Com mais de 370 mil casos da doença, segundo dados da Universidade Johns Hopkins, dos Estados Unidos, o Peru é o país com mais infectados na América do Sul depois do Brasil. Na noite de terça (28), o país registrava 18.418 mortes - quase o dobro do número de mortos do Chile e cerca de seis vezes mais que o total de mortos na Argentina, ainda de acordo com a instituição americana.
"Dinheiro não é o problema"
Na semana passada, o Colégio Médico do Peru divulgou comunicado pedindo ao governo que distribua equipamentos de proteção adequados para equipes de saúde. No comunicado, afirma-se que 91 médicos faleceram, vítimas de covid-19, outros 2.655 foram infectados e 76 deles estão em UTIs.
"É muito triste ver o país, que não é pobre, que tem dinheiro em caixa, vivendo esta situação. O Peru tem reservas no Banco Central, tem as contas organizadas e poderia ter acesso, se precisasse, a um crédito do FMI para emergência", disse Carlos Aquino.
Com cerca de 32 milhões de habitantes, o país andino registrou forte e contínuo crescimento econômico nos últimos 20 anos, resultado de suas exportações de minerais e frutas e do turismo. A expansão econômica foi acompanhada, em grande parte desse período, pela redução da pobreza, que passou de 58,7%, em 2004, para 20% em 2019, segundo dados oficiais.
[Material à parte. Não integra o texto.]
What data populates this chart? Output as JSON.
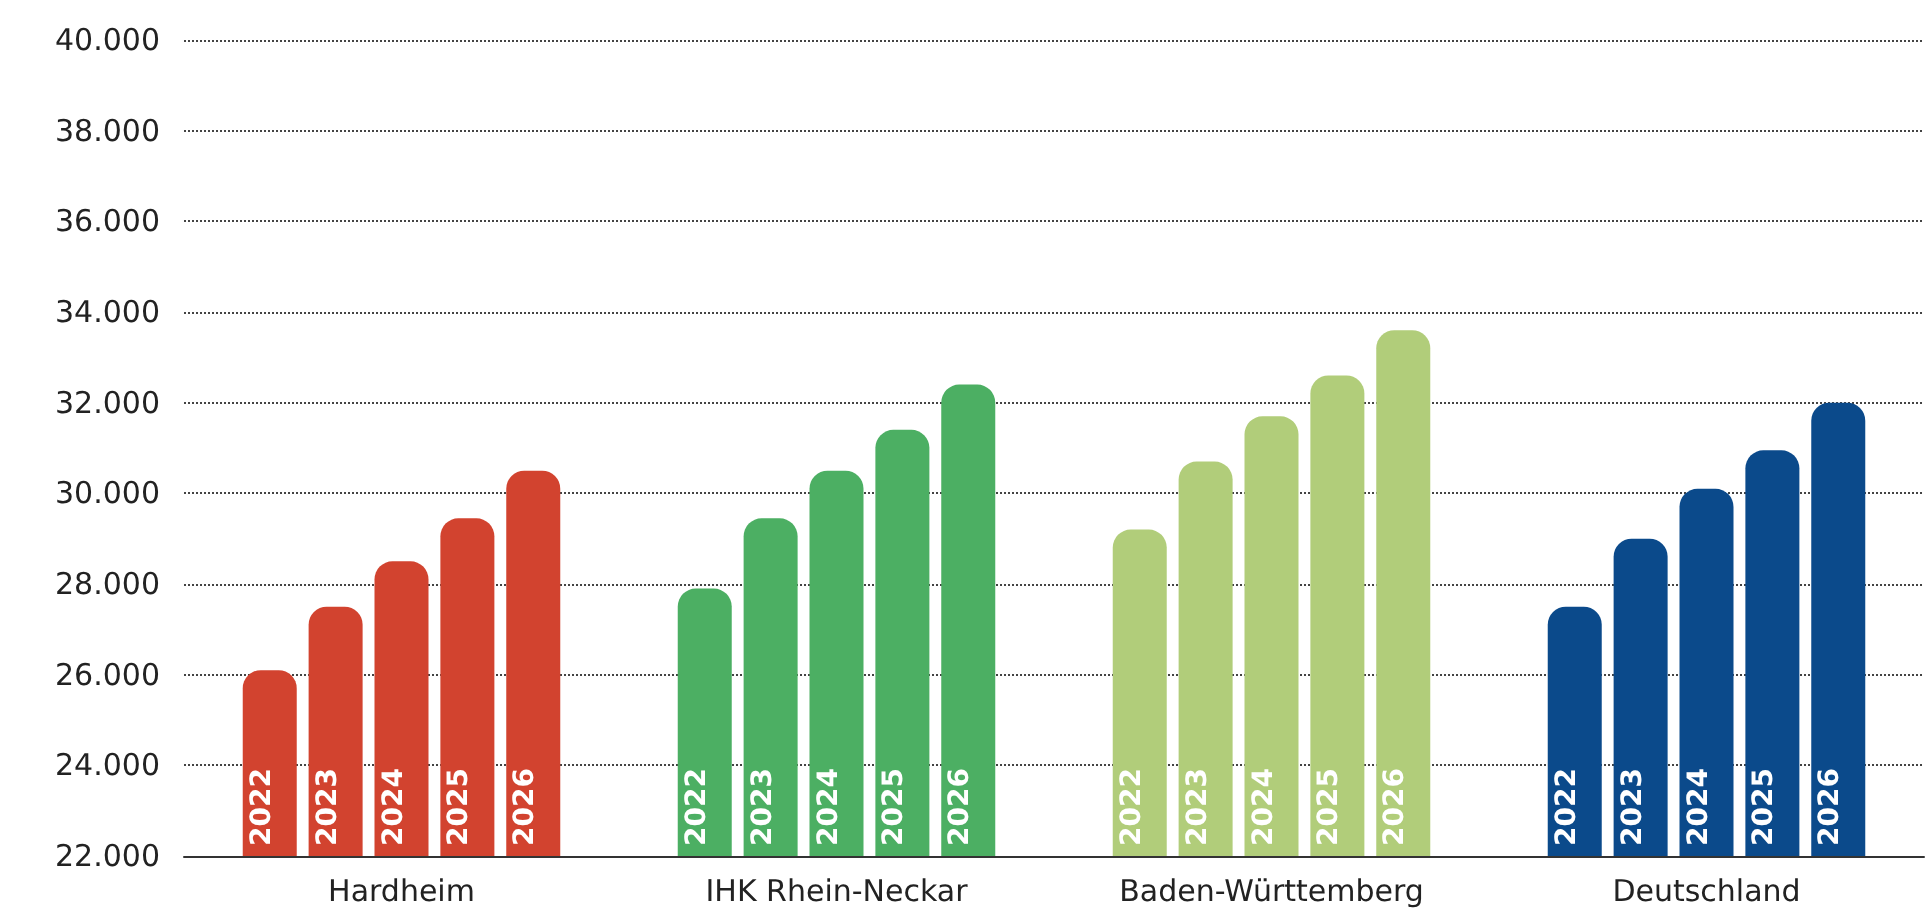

Mas seu alto índice de trabalhadores informais - cerca de 70% - complicou a possibilidade de respeito à quarentena, iniciada em março, já que muitos vivem do dinheiro ganho no dia a dia. O fato de muitos trabalharem e comprarem nos mercados de alimentos do país também permitiu a expansão do vírus, segundo especialistas. A pobreza deve subir neste ano e a economia, cair 13,9%, segundo projeção do Fundo Monetário Internacional (FMI).
"Por sua quarentena, mais longa que o esperado e pela menor demanda externa, a economia peruana deverá retroceder 13,9%", disse Alejandro Werner, diretor do Departamento do Hemisfério Ocidental do organismo. "Será uma das maiores quedas econômicas do mundo. A quarentena durou três meses e duas semanas. Mas não funcionou porque a grande maioria é de trabalhadores informais e, além disso, não foi insuficiente para controlar a propagação do coronavírus", disse Aquino.
A quarentena peruana, iniciada no dia 16 de março, foi suspensa no dia 30 de junho.
A decadência econômica e o retrocesso social - com a expectativa, como ocorre em outros países da região, de forte aumento na pobreza - não tinham sido detectados no país em outras crises recentes. O desempenho da economia, que registrou expansões acima de 5%, ficou praticamente inabalável durante as investigações locais da Lava Jato, envolvendo quatro ex-presidentes.
Em meio às investigações, Alan García, que governou o país duas vezes (1985-1990 e 2006-2011), se suicidou no ano passado. Pedro Pablo Kuczynski (2016-2018) renunciou à Presidência e cumpre prisão domiciliar. Ollanta Humala (2011-2016) passou meses na prisão. Por risco de contrair coronavírus, como argumentou sua defesa, Alejandro Toledo, de 74 anos, que governou o país entre 2001 e 2006, pagou fiança e desde março cumpre prisão domiciliar nos Estados Unidos, onde mora.